Do you think the people in the pews are complaining?

From CNA: 

Priests in the Archdiocese of Santa Fe have been warned that they could lose the faculty to preach if they give homilies longer than five minutes. The archdiocese told CNA the restriction is part of the archdiocesan response to the coronavirus pandemic.

In the memo, sent July 31, archdiocesan vicar general Fr. Glennon Jones said that the archdiocesan chancery had “received reports of some homilies going on for well over the 5-minute limit set by the Archbishop.”

“This not only increases exposure time [of the coronavirus] to others, but increases the discomfiture of many congregants, to the point of some not attending Mass because of it.”

“If such homilies continue, [Archbishop John Wester] will consider severer [sic] actions for subject clergy,” Jones wrote, “up to and including possible suspension of the faculty to preach.”

The warning was part of a series of “periodic communications” from the chancery regarding pastoral and sacramental practice in the Santa Fe archdiocese during the coronavirus pandemic.
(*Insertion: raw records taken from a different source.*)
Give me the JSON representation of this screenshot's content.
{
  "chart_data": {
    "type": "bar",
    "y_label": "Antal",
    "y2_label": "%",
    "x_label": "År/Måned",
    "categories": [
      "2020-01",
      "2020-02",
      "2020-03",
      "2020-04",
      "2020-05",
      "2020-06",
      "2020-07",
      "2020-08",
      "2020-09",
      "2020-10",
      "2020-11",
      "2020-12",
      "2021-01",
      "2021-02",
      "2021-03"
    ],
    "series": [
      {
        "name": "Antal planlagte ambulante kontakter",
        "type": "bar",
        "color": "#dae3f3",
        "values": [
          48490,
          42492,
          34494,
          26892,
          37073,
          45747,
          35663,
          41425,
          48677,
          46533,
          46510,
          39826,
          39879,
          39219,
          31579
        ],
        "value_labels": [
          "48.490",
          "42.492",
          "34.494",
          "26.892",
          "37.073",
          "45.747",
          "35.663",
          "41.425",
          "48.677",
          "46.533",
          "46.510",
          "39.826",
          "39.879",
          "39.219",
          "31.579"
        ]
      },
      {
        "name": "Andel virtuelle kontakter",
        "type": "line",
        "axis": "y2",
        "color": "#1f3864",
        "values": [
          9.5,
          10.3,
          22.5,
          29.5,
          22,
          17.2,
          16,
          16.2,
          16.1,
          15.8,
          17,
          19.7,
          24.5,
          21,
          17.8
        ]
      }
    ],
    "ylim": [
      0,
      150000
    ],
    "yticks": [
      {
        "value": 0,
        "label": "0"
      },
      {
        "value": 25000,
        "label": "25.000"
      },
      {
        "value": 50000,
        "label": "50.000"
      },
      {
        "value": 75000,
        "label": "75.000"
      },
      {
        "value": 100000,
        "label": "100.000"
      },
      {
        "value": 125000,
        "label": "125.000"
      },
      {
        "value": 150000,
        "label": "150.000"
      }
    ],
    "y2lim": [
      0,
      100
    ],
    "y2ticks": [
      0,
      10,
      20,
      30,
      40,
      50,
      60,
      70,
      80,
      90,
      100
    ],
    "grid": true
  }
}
Since May 16-17, churches in the archdiocese have been allowed to reopen for the public celebration of Mass in line with phase one of the governor’s reopening guidelines, allowing for attendance set at 10% of building capacity.

Under the guidelines posted on the archdiocesan website, various restrictions on the celebration of the liturgy remain in place, including a prohibition on congregants singing.

The time limit on homilies of five minutes referenced in the July 31 memo appears to have been preceded by a relaxation of the posted guidelines, which state that homilies be “very brief,” and “three minutes max.”

Read on. 

No word on whether it applies, also, to deacons. (What do you think?)

Footnote: when we resumed having public Mass at our parish, the church was closed for renovations and we were forced to move everyone into the non-air conditioned school auditorium. In July, that wasn’t fun. We did everything we could to trim the liturgy and move it along, and that included keeping homilies brief. (The administrator complained that my six-minute sermon on the first Saturday night was too long, so I pared it down to four minutes when I delivered it Sunday.) I found, over time, that keeping homilies short was a good exercise. I imagine the people sitting on folding chairs — all wearing masks and fanning themselves with bulletins — appreciated it, as well.